Filmmaker Rodney Ascher seems to enjoy subverting the tropes of both horror films and documentaries by blending the two styles together. Other documentaries, such as Catfish, The Impostor, or Resurrect Dead have been successful at creating suspense and generating fear, but they accomplish this by withholding information and subsequently revealing the depths of duplicity of which humans are capable. With The Nightmare, Ascher used well-crafted reenactments and first-person narratives to inspire a sense of horror in the viewer. He continues to develop this technique in his latest project, Primal Screen. It is a fitting title, as one of Ascher’s greatest skills as a filmmaker is the ability to tap into humanity’s most primal fears.

Primal Screen looks at the fear of ventriloquist dummies, dolls, and mannequins. Like the fear of clowns, this is an especially specific fear with which one either emphasizes or doesn’t. While even non-horror movie fans would find being chased by an ax-wielding maniac something they would not want to experience in real life, it’s harder to explain just what it is about lifelike facsimiles of human figures that instills such dread in so many people.

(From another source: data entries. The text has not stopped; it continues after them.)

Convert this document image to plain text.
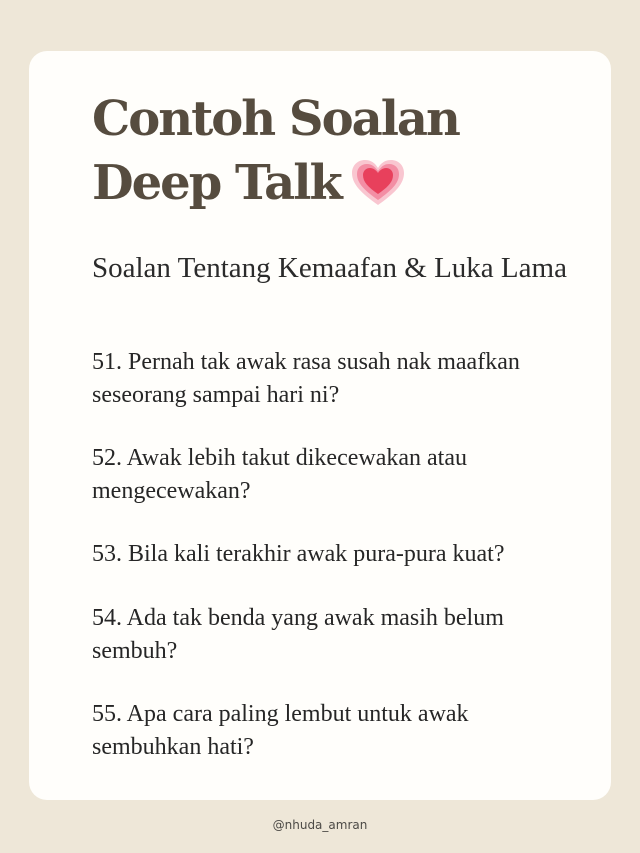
Contoh Soalan
Deep Talk

Soalan Tentang Kemaafan & Luka Lama

51. Pernah tak awak rasa susah nak maafkan seseorang sampai hari ni?
52. Awak lebih takut dikecewakan atau mengecewakan?
53. Bila kali terakhir awak pura-pura kuat?
54. Ada tak benda yang awak masih belum sembuh?
55. Apa cara paling lembut untuk awak sembuhkan hati?
@nhuda_amran
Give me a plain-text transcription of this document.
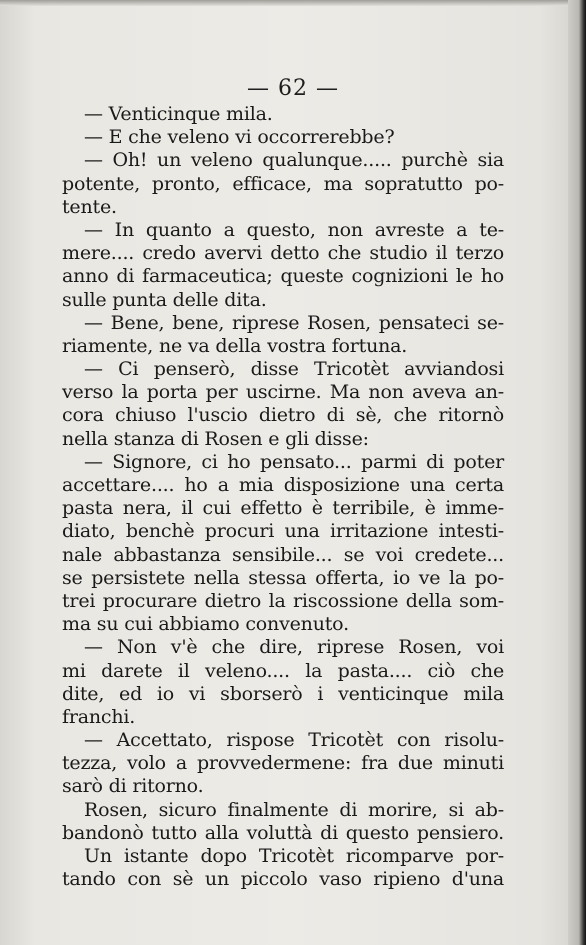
— 62 —
— Venticinque mila.
— E che veleno vi occorrerebbe?
— Oh! un veleno qualunque..... purchè sia
potente, pronto, efficace, ma sopratutto po-
tente.
— In quanto a questo, non avreste a te-
mere.... credo avervi detto che studio il terzo
anno di farmaceutica; queste cognizioni le ho
sulle punta delle dita.
— Bene, bene, riprese Rosen, pensateci se-
riamente, ne va della vostra fortuna.
— Ci penserò, disse Tricotèt avviandosi
verso la porta per uscirne. Ma non aveva an-
cora chiuso l'uscio dietro di sè, che ritornò
nella stanza di Rosen e gli disse:
— Signore, ci ho pensato... parmi di poter
accettare.... ho a mia disposizione una certa
pasta nera, il cui effetto è terribile, è imme-
diato, benchè procuri una irritazione intesti-
nale abbastanza sensibile... se voi credete...
se persistete nella stessa offerta, io ve la po-
trei procurare dietro la riscossione della som-
ma su cui abbiamo convenuto.
— Non v'è che dire, riprese Rosen, voi
mi darete il veleno.... la pasta.... ciò che
dite, ed io vi sborserò i venticinque mila
franchi.
— Accettato, rispose Tricotèt con risolu-
tezza, volo a provvedermene: fra due minuti
sarò di ritorno.
Rosen, sicuro finalmente di morire, si ab-
bandonò tutto alla voluttà di questo pensiero.
Un istante dopo Tricotèt ricomparve por-
tando con sè un piccolo vaso ripieno d'una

…in Primal Screen, the viewer is invited to participate in the narrators’ fears directly.

By utilizing voiceovers and period-perfect scenes of children watching a trailer for the 1978 film Magic, Primal Screen goes above and beyond the often cheesy reenactments of shows like Unsolved Mysteries or the more recent Occult Crimes. With those shows, it’s often the details of the mysteries and crimes themselves that are the most upsetting, but in Primal Screen, the viewer is invited to participate in the narrators’ fears directly, by getting a taste of what it’s like to experience their fear first hand.

The imagery Ascher employs—which is frequently staged, framed, and lit like an actual horror movie—will feel especially relevant to those who do have a fear of dummies, dolls, and mannequins, while the details the voice-overs reveal might remind others of the fears that they first addressed as children and give them some insight into why this fear is one that seems so common.

Hearing people recount their first realizations of this specific fear was so uncannily similar to my own history with being afraid of dummies and the like, that I found myself laughing out loud because I related so much to what they were saying. While I’ve often talked about my fear of these things, the coping mechanisms that one narrator described were exactly like my own, and it surprised me to hear someone else verbalizing something I had not even thought about in decades.

Primal Screen seems more interested in examining the nature of fear itself and how it still impacts us today.

The end of the documentary even ties in the subject matter with a few things that are especially relevant to the modern political climate, a turn that was both unexpected and thought-provoking. Rather than merely focusing on the past through childhood memories and yesterday’s pop culture, Primal Screen seems more interested in examining the nature of fear itself and how it still impacts us today, which are both far more fascinating subjects.

Primal Screen premiered Thursday, June 8 on Shudder. Plans for additional installments have not yet been announced.